Monday, November 8, 2010

Create Wedding Time Capsule Questions

How long ....

Does anyone remember this song? ... What shell? ...



do that brings you memories?

Sunday, November 7, 2010

Rooselvelt Field Mall

Infinite Jest, David Foster Wallace (II)


American writer Jonathan Franzen said in a recent interview that he likes to read stories to tell you things about himself, things he knows are true but had not yet been able to express. And that's why they feel much less alone reading a good book electronically connected to other people who react with a "like" your previous message. After reading this book I have to give any reason, Infinite Jest has been a compelling and absorbing read that has managed to provide companionship and comfort when he was a distinct lack of them.
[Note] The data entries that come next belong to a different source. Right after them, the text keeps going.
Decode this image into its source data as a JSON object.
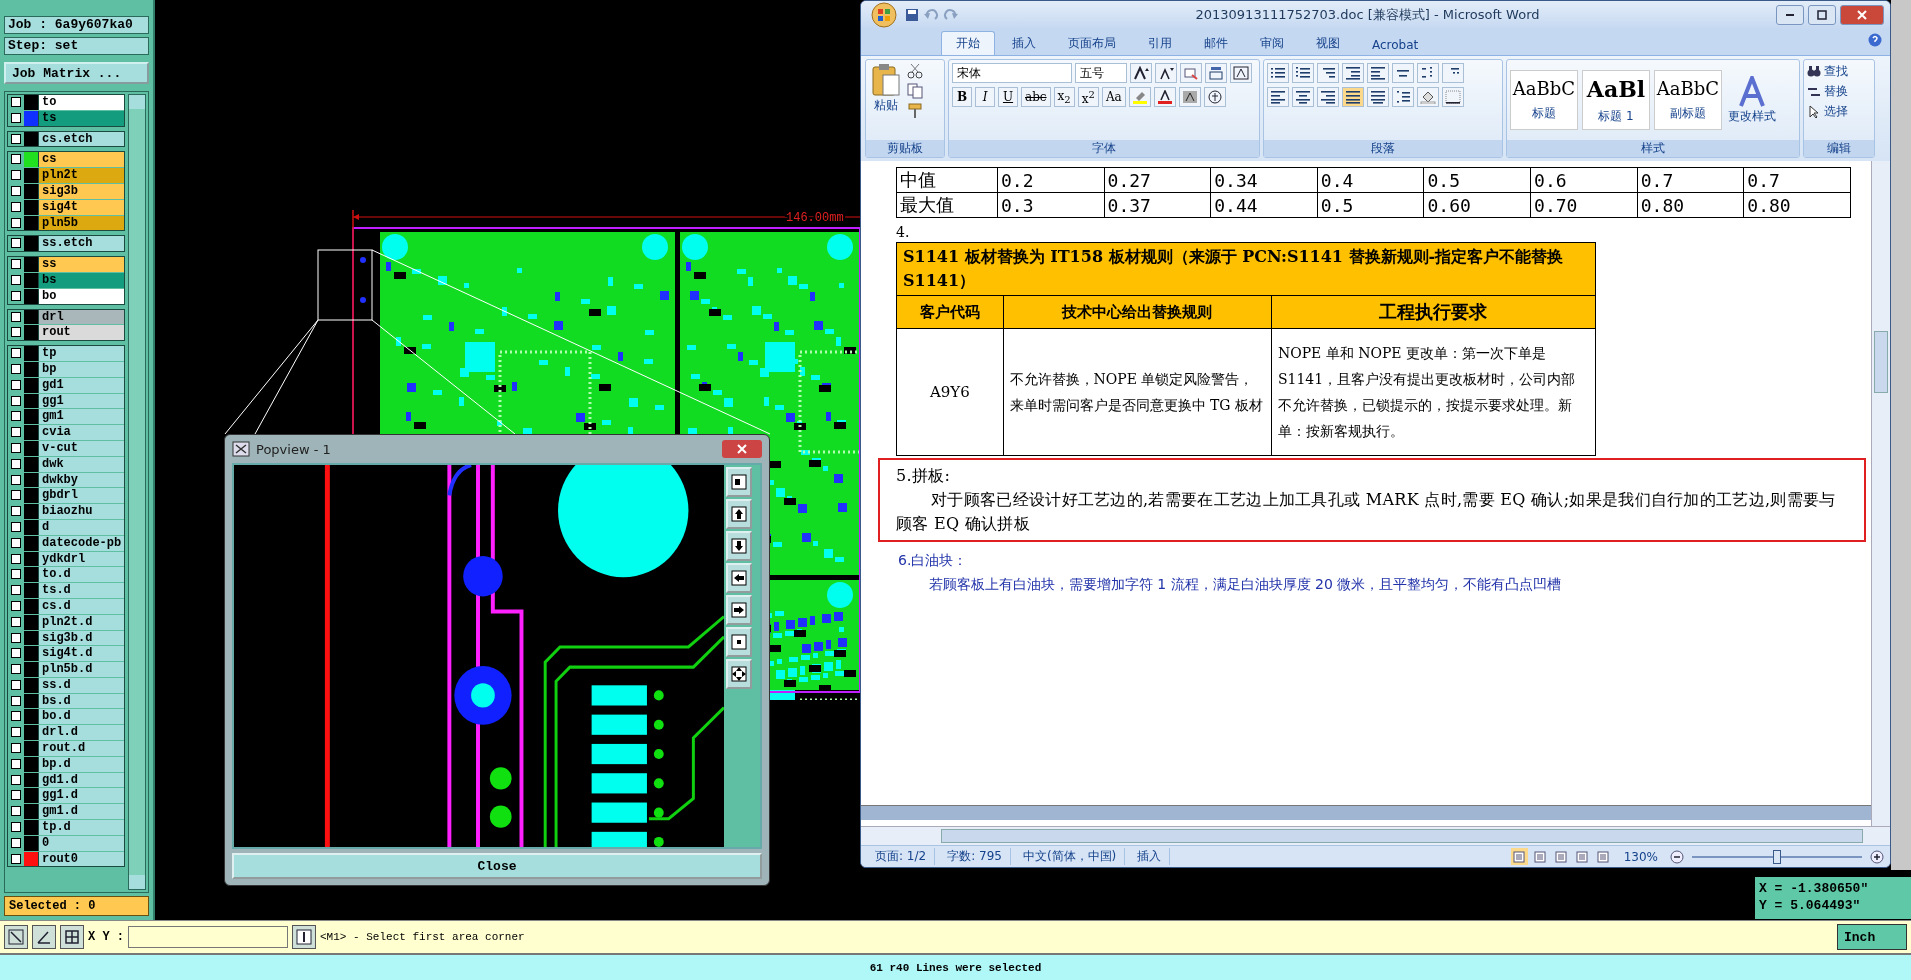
{
  "app": {
    "job": "Job : 6a9y607ka0",
    "step": "Step: set",
    "job_matrix_button": "Job Matrix ..."
  },
  "layer_groups": [
    {
      "layers": [
        {
          "name": "to",
          "color": "#ffffff",
          "checked": false
        },
        {
          "name": "ts",
          "color": "#139d7e",
          "swatch": {
            "color": "#1030ff"
          },
          "checked": false
        }
      ]
    },
    {
      "layers": [
        {
          "name": "cs.etch",
          "color": "#a6dede",
          "checked": false
        }
      ]
    },
    {
      "layers": [
        {
          "name": "cs",
          "color": "#ffc850",
          "swatch": {
            "color": "#20e020"
          },
          "checked": false
        },
        {
          "name": "pln2t",
          "color": "#dcaa10",
          "checked": false
        },
        {
          "name": "sig3b",
          "color": "#ffc850",
          "checked": false
        },
        {
          "name": "sig4t",
          "color": "#ffc850",
          "checked": false
        },
        {
          "name": "pln5b",
          "color": "#dcaa10",
          "checked": false
        }
      ]
    },
    {
      "layers": [
        {
          "name": "ss.etch",
          "color": "#a6dede",
          "checked": false
        }
      ]
    },
    {
      "layers": [
        {
          "name": "ss",
          "color": "#ffc850",
          "checked": false
        },
        {
          "name": "bs",
          "color": "#139d7e",
          "checked": false
        },
        {
          "name": "bo",
          "color": "#ffffff",
          "checked": false
        }
      ]
    },
    {
      "layers": [
        {
          "name": "drl",
          "color": "#a9b6ba",
          "checked": false
        },
        {
          "name": "rout",
          "color": "#dadada",
          "checked": false
        }
      ]
    },
    {
      "layers": [
        {
          "name": "tp",
          "color": "#a6dede",
          "checked": false
        },
        {
          "name": "bp",
          "color": "#a6dede",
          "checked": false
        },
        {
          "name": "gd1",
          "color": "#a6dede",
          "checked": false
        },
        {
          "name": "gg1",
          "color": "#a6dede",
          "checked": false
        },
        {
          "name": "gm1",
          "color": "#a6dede",
          "checked": false
        },
        {
          "name": "cvia",
          "color": "#a6dede",
          "checked": false
        },
        {
          "name": "v-cut",
          "color": "#a6dede",
          "checked": false
        },
        {
          "name": "dwk",
          "color": "#a6dede",
          "checked": false
        },
        {
          "name": "dwkby",
          "color": "#a6dede",
          "checked": false
        },
        {
          "name": "gbdrl",
          "color": "#a6dede",
          "checked": false
        },
        {
          "name": "biaozhu",
          "color": "#a6dede",
          "checked": false
        },
        {
          "name": "d",
          "color": "#a6dede",
          "checked": false
        },
        {
          "name": "datecode-pb",
          "color": "#a6dede",
          "checked": false
        },
        {
          "name": "ydkdrl",
          "color": "#a6dede",
          "checked": false
        },
        {
          "name": "to.d",
          "color": "#a6dede",
          "checked": false
        },
        {
          "name": "ts.d",
          "color": "#a6dede",
          "checked": false
        },
        {
          "name": "cs.d",
          "color": "#a6dede",
          "checked": false
        },
        {
          "name": "pln2t.d",
          "color": "#a6dede",
          "checked": false
        },
        {
          "name": "sig3b.d",
          "color": "#a6dede",
          "checked": false
        },
        {
          "name": "sig4t.d",
          "color": "#a6dede",
          "checked": false
        },
        {
          "name": "pln5b.d",
          "color": "#a6dede",
          "checked": false
        },
        {
          "name": "ss.d",
          "color": "#a6dede",
          "checked": false
        },
        {
          "name": "bs.d",
          "color": "#a6dede",
          "checked": false
        },
        {
          "name": "bo.d",
          "color": "#a6dede",
          "checked": false
        },
        {
          "name": "drl.d",
          "color": "#a6dede",
          "checked": false
        },
        {
          "name": "rout.d",
          "color": "#a6dede",
          "checked": false
        },
        {
          "name": "bp.d",
          "color": "#a6dede",
          "checked": false
        },
        {
          "name": "gd1.d",
          "color": "#a6dede",
          "checked": false
        },
        {
          "name": "gg1.d",
          "color": "#a6dede",
          "checked": false
        },
        {
          "name": "gm1.d",
          "color": "#a6dede",
          "checked": false
        },
        {
          "name": "tp.d",
          "color": "#a6dede",
          "checked": false
        },
        {
          "name": "0",
          "color": "#a6dede",
          "checked": false
        },
        {
          "name": "rout0",
          "color": "#a6dede",
          "swatch": {
            "color": "#ff1010"
          },
          "checked": false
        }
      ]
    }
  ],
  "selected_count": "Selected : 0",
  "canvas": {
    "dimension_label": "146.00mm"
  },
  "popview": {
    "title": "Popview - 1",
    "close_button": "Close"
  },
  "coordinates": [
    "X = -1.380650\"",
    "Y = 5.064493\""
  ],
  "toolbar": {
    "xy_label": "X Y :",
    "prompt": "<M1> - Select first area corner",
    "units": "Inch"
  },
  "status": "61 r40 Lines were selected",
  "word": {
    "title": "20130913111752703.doc [兼容模式] - Microsoft Word",
    "tabs": [
      {
        "label": "开始",
        "selected": true
      },
      {
        "label": "插入",
        "selected": false
      },
      {
        "label": "页面布局",
        "selected": false
      },
      {
        "label": "引用",
        "selected": false
      },
      {
        "label": "邮件",
        "selected": false
      },
      {
        "label": "审阅",
        "selected": false
      },
      {
        "label": "视图",
        "selected": false
      },
      {
        "label": "Acrobat",
        "selected": false
      }
    ],
    "ribbon": {
      "clipboard": {
        "paste": "粘贴",
        "label": "剪贴板"
      },
      "font": {
        "font_name": "宋体",
        "font_size": "五号",
        "format_buttons": [
          "B",
          "I",
          "U",
          "abc",
          "x$_{2}$",
          "x$^{2}$",
          "Aa"
        ],
        "label": "字体"
      },
      "paragraph": {
        "label": "段落"
      },
      "styles": {
        "items": [
          {
            "preview": "AaBbC",
            "name": "标题"
          },
          {
            "preview": "AaBl",
            "name": "标题 1"
          },
          {
            "preview": "AaBbC",
            "name": "副标题"
          }
        ],
        "change_styles": "更改样式",
        "label": "样式"
      },
      "editing": {
        "items": [
          "查找",
          "替换",
          "选择"
        ],
        "label": "编辑"
      }
    },
    "document": {
      "value_table": [
        {
          "label": "中值",
          "values": [
            "0.2",
            "0.27",
            "0.34",
            "0.4",
            "0.5",
            "0.6",
            "0.7",
            "0.7"
          ]
        },
        {
          "label": "最大值",
          "values": [
            "0.3",
            "0.37",
            "0.44",
            "0.5",
            "0.60",
            "0.70",
            "0.80",
            "0.80"
          ]
        }
      ],
      "item_4": "4.",
      "rule_table": {
        "title": "S1141 板材替换为 IT158 板材规则（来源于 PCN:S1141 替换新规则-指定客户不能替换 S1141）",
        "columns": [
          "客户代码",
          "技术中心给出替换规则",
          "工程执行要求"
        ],
        "rows": [
          [
            "A9Y6",
            "不允许替换，NOPE 单锁定风险警告，来单时需问客户是否同意更换中 TG 板材",
            "NOPE 单和 NOPE 更改单：第一次下单是 S1141，且客户没有提出更改板材时，公司内部不允许替换，已锁提示的，按提示要求处理。新单：按新客规执行。"
          ]
        ]
      },
      "section_5": {
        "heading": "5.拼板:",
        "body": "对于顾客已经设计好工艺边的,若需要在工艺边上加工具孔或 MARK 点时,需要 EQ 确认;如果是我们自行加的工艺边,则需要与顾客 EQ 确认拼板",
        "highlighted": true
      },
      "section_6": {
        "heading": "6.白油块：",
        "body": "若顾客板上有白油块，需要增加字符 1 流程，满足白油块厚度 20 微米，且平整均匀，不能有凸点凹槽"
      }
    },
    "status_bar": {
      "items": [
        "页面: 1/2",
        "字数: 795",
        "中文(简体，中国)",
        "插入"
      ],
      "view_buttons": [
        {
          "selected": true
        },
        {
          "selected": false
        },
        {
          "selected": false
        },
        {
          "selected": false
        },
        {
          "selected": false
        }
      ],
      "zoom": "130%",
      "zoom_slider": {
        "level": 0.5
      }
    }
  }
}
The joke that says the title is a rather macabre joke, the innate cruelty of any relationship between human beings is based primarily on to hurt others, either actively or through sheer laziness, with malice or with an excess of kindness , not to provide the care they need or drown in an excess of attention. Suffer if we are related and suffer if we are alone, and all the means we use to mitigate that suffering (alcohol, drugs, entertainment, sports, hobbies) will end up losing their power and placing us in a hell worse than the one they tried to flee . All this tells David Foster Wallace without bitterness, without moralizing, without a shred of self-pity: things are as are for everyone, and there is nothing to do with it. The author talks about the worst human misery with distance and detachment of one who has lived all their own meats and has lost all hope of redemption is not pessimism, is resigned to the inevitable.

Finally I managed to finish the book before the book ends with me. But it was just barely.

Friday, November 5, 2010

What Do The Numbers On Le Creuset Mean



For more lies accumulate, I always need one to make a truth.